Crawford claims in her 2019 book A Song for You: My Life with Whitney Houston that she had a same-sex relationship with Houston that faded as they prioritized Houston's career. Crawford left school to aid Houston's career. They lived together. Crawford says that she was ostracised and sidelined by Houston's family and management as Houston's fame grew and her career progressed, and when Houston married Bobby Brown. A Song for You: My Life with Whitney Houston became a New York Times Best Seller.

==Personal life==
Crawford lives in New Jersey with her wife Lisa Hintelmann, with whom she adopted twins.
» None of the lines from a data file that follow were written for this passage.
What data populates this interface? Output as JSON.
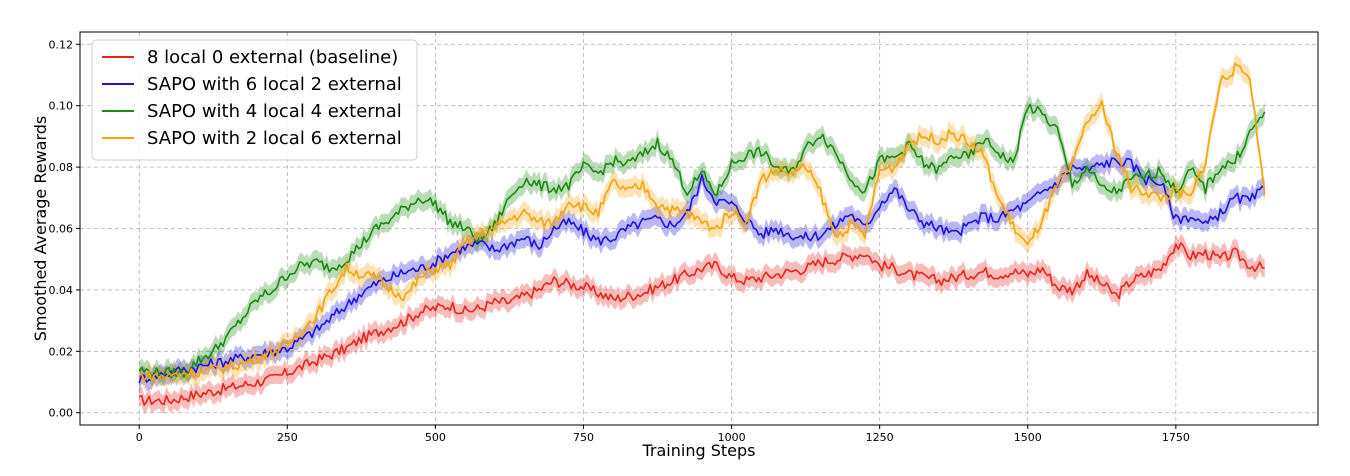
{
  "chart_data": {
    "type": "line",
    "title": "",
    "xlabel": "Training Steps",
    "ylabel": "Smoothed Average Rewards",
    "xlim": [
      -100,
      1990
    ],
    "ylim": [
      -0.004,
      0.124
    ],
    "xticks": [
      0,
      250,
      500,
      750,
      1000,
      1250,
      1500,
      1750
    ],
    "yticks": [
      0.0,
      0.02,
      0.04,
      0.06,
      0.08,
      0.1,
      0.12
    ],
    "xtick_labels": [
      "0",
      "250",
      "500",
      "750",
      "1000",
      "1250",
      "1500",
      "1750"
    ],
    "ytick_labels": [
      "0.00",
      "0.02",
      "0.04",
      "0.06",
      "0.08",
      "0.10",
      "0.12"
    ],
    "grid": true,
    "legend_position": "top-left",
    "x": [
      0,
      25,
      50,
      75,
      100,
      125,
      150,
      175,
      200,
      225,
      250,
      275,
      300,
      325,
      350,
      375,
      400,
      425,
      450,
      475,
      500,
      525,
      550,
      575,
      600,
      625,
      650,
      675,
      700,
      725,
      750,
      775,
      800,
      825,
      850,
      875,
      900,
      925,
      950,
      975,
      1000,
      1025,
      1050,
      1075,
      1100,
      1125,
      1150,
      1175,
      1200,
      1225,
      1250,
      1275,
      1300,
      1325,
      1350,
      1375,
      1400,
      1425,
      1450,
      1475,
      1500,
      1525,
      1550,
      1575,
      1600,
      1625,
      1650,
      1675,
      1700,
      1725,
      1750,
      1775,
      1800,
      1825,
      1850,
      1875,
      1900
    ],
    "series": [
      {
        "name": "8 local 0 external (baseline)",
        "color": "#e8241b",
        "band": 0.003,
        "values": [
          0.004,
          0.004,
          0.004,
          0.005,
          0.006,
          0.007,
          0.008,
          0.009,
          0.01,
          0.011,
          0.013,
          0.015,
          0.017,
          0.019,
          0.021,
          0.024,
          0.026,
          0.028,
          0.03,
          0.033,
          0.034,
          0.035,
          0.033,
          0.034,
          0.036,
          0.036,
          0.038,
          0.04,
          0.043,
          0.042,
          0.041,
          0.039,
          0.037,
          0.038,
          0.039,
          0.041,
          0.043,
          0.045,
          0.047,
          0.048,
          0.044,
          0.043,
          0.044,
          0.045,
          0.046,
          0.047,
          0.049,
          0.05,
          0.051,
          0.052,
          0.048,
          0.047,
          0.045,
          0.044,
          0.043,
          0.044,
          0.045,
          0.046,
          0.045,
          0.046,
          0.045,
          0.047,
          0.041,
          0.04,
          0.045,
          0.042,
          0.038,
          0.043,
          0.045,
          0.047,
          0.055,
          0.051,
          0.052,
          0.05,
          0.052,
          0.048,
          0.047
        ]
      },
      {
        "name": "SAPO with 6 local 2 external",
        "color": "#1f14e0",
        "band": 0.003,
        "values": [
          0.011,
          0.012,
          0.013,
          0.014,
          0.015,
          0.016,
          0.017,
          0.018,
          0.019,
          0.02,
          0.021,
          0.024,
          0.027,
          0.031,
          0.035,
          0.039,
          0.042,
          0.044,
          0.046,
          0.047,
          0.049,
          0.052,
          0.054,
          0.055,
          0.053,
          0.055,
          0.057,
          0.054,
          0.06,
          0.062,
          0.059,
          0.056,
          0.057,
          0.06,
          0.062,
          0.063,
          0.061,
          0.065,
          0.076,
          0.069,
          0.068,
          0.063,
          0.058,
          0.06,
          0.058,
          0.057,
          0.058,
          0.061,
          0.065,
          0.06,
          0.068,
          0.073,
          0.066,
          0.062,
          0.06,
          0.058,
          0.061,
          0.064,
          0.063,
          0.066,
          0.068,
          0.072,
          0.075,
          0.08,
          0.079,
          0.081,
          0.082,
          0.081,
          0.076,
          0.075,
          0.063,
          0.064,
          0.061,
          0.065,
          0.07,
          0.069,
          0.073
        ]
      },
      {
        "name": "SAPO with 4 local 4 external",
        "color": "#1a8a12",
        "band": 0.003,
        "values": [
          0.014,
          0.013,
          0.013,
          0.013,
          0.017,
          0.02,
          0.025,
          0.031,
          0.037,
          0.04,
          0.045,
          0.048,
          0.049,
          0.047,
          0.05,
          0.055,
          0.06,
          0.063,
          0.067,
          0.07,
          0.068,
          0.062,
          0.06,
          0.056,
          0.061,
          0.07,
          0.076,
          0.074,
          0.073,
          0.074,
          0.08,
          0.078,
          0.082,
          0.081,
          0.084,
          0.088,
          0.082,
          0.072,
          0.078,
          0.071,
          0.081,
          0.084,
          0.085,
          0.08,
          0.078,
          0.086,
          0.091,
          0.085,
          0.077,
          0.072,
          0.082,
          0.083,
          0.087,
          0.081,
          0.079,
          0.084,
          0.083,
          0.089,
          0.085,
          0.081,
          0.1,
          0.097,
          0.092,
          0.074,
          0.08,
          0.073,
          0.072,
          0.076,
          0.077,
          0.079,
          0.072,
          0.079,
          0.073,
          0.08,
          0.082,
          0.091,
          0.098
        ]
      },
      {
        "name": "SAPO with 2 local 6 external",
        "color": "#f5a30a",
        "band": 0.003,
        "values": [
          0.012,
          0.012,
          0.012,
          0.013,
          0.013,
          0.014,
          0.015,
          0.016,
          0.018,
          0.02,
          0.022,
          0.027,
          0.032,
          0.04,
          0.047,
          0.045,
          0.044,
          0.04,
          0.038,
          0.044,
          0.047,
          0.048,
          0.055,
          0.058,
          0.06,
          0.063,
          0.065,
          0.062,
          0.062,
          0.069,
          0.067,
          0.065,
          0.075,
          0.072,
          0.074,
          0.068,
          0.066,
          0.065,
          0.062,
          0.06,
          0.066,
          0.062,
          0.076,
          0.079,
          0.078,
          0.08,
          0.072,
          0.057,
          0.061,
          0.058,
          0.079,
          0.08,
          0.088,
          0.09,
          0.089,
          0.091,
          0.088,
          0.084,
          0.07,
          0.061,
          0.054,
          0.063,
          0.074,
          0.08,
          0.095,
          0.1,
          0.085,
          0.073,
          0.072,
          0.07,
          0.072,
          0.07,
          0.082,
          0.108,
          0.112,
          0.11,
          0.071
        ]
      }
    ]
  }
}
Lena Waithe has cited Crawford as an early inspiration.

==Filmography==

| Year | Title | Role |
|---|---|---|
| 1987 | In Between | Script supervisor |
| 1992 | The Bodyguard | Executive assistant to Whitney Houston |
| 1995 | Waiting to Exhale | Executive assistant to Whitney Houston |
| 1997 | Cinderella | Associate producer |
| 2017 | Kevyn Aucoin: Beauty & the Beast in Me | Herself |
| 2017 | Whitney: Can I Be Me | Herself (archival footage) |
| 2018 | Whitney | Herself (archival footage) |

===In print===
- Oprah Magazine
- The Advocate
- Essence

===Podcasts===

| Date | Show | Episode | Role |
|---|---|---|---|
| Dec. 26, 2019 | NPR's 1A | "'She Had Me, I Had Her:' Robyn Crawford Opens Up" | Guest |
| Nov. 20, 2019 | LGBTQ&A | "Robyn Crawford: My Life With Whitney Houston" | Guest |
| Nov. 12, 2019 | Yes, Girl!, an Essence podcast | "Nobody Loved Whitney Like Robyn Crawford - The Interview You've Been Waiting For" | Guest |

==Autobiography==
- A Song for You. My Life With Whitney Houston. Dutton. 2019. ISBN 9781524742843.